Monsieur [G] [H] et Madame [K] [Q] ont déposé le 04 août 2025 une demande de permis de construire en vue de la réalisation d’une maison individuelle.
Par arrêté du 02 octobre 2025, la Commune de [Localité 1] a refusé la demande de permis de construire au motif d’une possible pollution du lotissement.
C’est dans ce cadre que les consorts [F] ont assigné, par acte de commissaire de justice en date du 20 octobre 2025, devant le juge des référés du Tribunal judiciaire des Sables d’Olonne, la S.A.R.L. TESSON IMMOBILIER afin de voir ordonner une expertise judiciaire pour une potentielle pollution des sols (RG N°25/00272).
À son tour, la S.A.R.L. TESSON IMMOBILIER a assigné, par actes de commissaire de justice du 24 et 29 décembre 2025, la commune de [Localité 1], la société MMA IARD ASSURANCES MUTUELLES et la société MMA IARD, ès qualité d’assureur de la S.A.R.L. TESSON IMMOBILIER, en intervention forcée, afin de leur voir opposables les débats et l’ordonnance à venir dans le dossier RG n° 25/00272 et de condamner la commune de [Localité 6] à lui verser la somme de 1.000 € au titre de l’article 700 du Code de procédure civile, ainsi qu’aux entiers dépens (RG n° 25/00338).
A l’audience du 02 mars 2026, le dossier RG N°25/00338 a été joint au RG N°25/00272, puis l’affaire a été plaidée.
Les consorts [F] ont maintenu leur demande concernant l’expertise judiciaire.
La S.A.R.L. TESSON IMMOBILIER se déclare également victime de cette situation, en soutenant que la Commune de [Localité 1] a échangé les parcelles aux consorts [E] en janvier 2020 et qu’elle était propriétaire de ces terrains pendant plus de 60 ans. Elle avait donc une parfaite connaissance des caractéristiques des terrains concernés et des activités qui ont pu y être exercées, susceptibles d’intéresser l’ensemble des propriétaires successifs des parcelles litigieuses.
Elle soutient l’appel à la cause de la Commune de [Localité 1], sollicite le rejet de l’ensemble de ses fins et conclusions, la condamnation de la commune à lui verser la somme de 1.000 € au titre de l’article 700 du code de procédure civile et, concernant la demande d’expertise judiciaire, la S.A.R.L. TESSON IMMOBILIER formule toutes ses protestations et réserves d’usage.
Les sociétés MMA IARD et MMA IARD ASSURANCES MUTUELLES ont comparu et formulé toutes les protestations et réserves d’usage.
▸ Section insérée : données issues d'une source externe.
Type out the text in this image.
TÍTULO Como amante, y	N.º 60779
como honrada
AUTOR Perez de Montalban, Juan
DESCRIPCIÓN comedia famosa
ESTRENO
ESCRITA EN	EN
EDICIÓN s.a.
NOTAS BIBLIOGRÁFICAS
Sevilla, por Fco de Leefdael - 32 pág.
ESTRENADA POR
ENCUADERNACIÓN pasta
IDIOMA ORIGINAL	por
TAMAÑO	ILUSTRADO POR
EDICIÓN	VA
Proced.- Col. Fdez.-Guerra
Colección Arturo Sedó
La Commune de [Localité 1], par son conseil, formule toutes les protestations et réserves d’usage quant à la demande d’expertise à son encontre, ainsi que le rejet de la demande de condamnation à verser la somme de 1.000 € au titre de l’article 700 du code de procédure civile à la S.A.R.L. TESSON IMMOBILIER.
Le dossier a été mis en délibéré au 31 mars 2026.
MOTIFS DE LA DECISION
L’article 145 du Code de procédure civile prévoit que « s’il existe un motif légitime de conserver ou d’établir avant tout procès l’épreuve de faits dont pourrait dépendre la solution d’un litige, les mesures d’instruction légalement admissibles peuvent être ordonnées à la demande de tout intéressé ».
En l’espèce, au regard des éléments du dossier, le bien immobilier acquis par les consorts [F] à la SARL TESSON IMMOBILIER pourrait souffrir de désordres liés à la pollution des sols au regard des découvertes réalisées sur les terrains voisins et de la destination ancienne de la parcelle (décharge). En outre, l’application des dispositions de l’article 145 du code de procédure civile ne nécessite que l’existence d’un motif légitime, c’est-à-dire celui d’un possible litige, et l’absence de procès actuel. Au regard des éléments apportés par les parties, ce motif est justifié et il sera donc fait droit à la demande d’expertise selon la mission précisée au présent dispositif.
Il résulte des dispositions de l’article 331 du code de procédure civile qu'« un tiers peut être mis en cause aux fins de condamnation par toute partie qui est en droit d’agir contre lui à titre principal. Il peut également être mis en cause par la partie qui y a intérêt afin de lui rendre commun le jugement. Le tiers doit être appelé en temps utile pour faire valoir sa défense. »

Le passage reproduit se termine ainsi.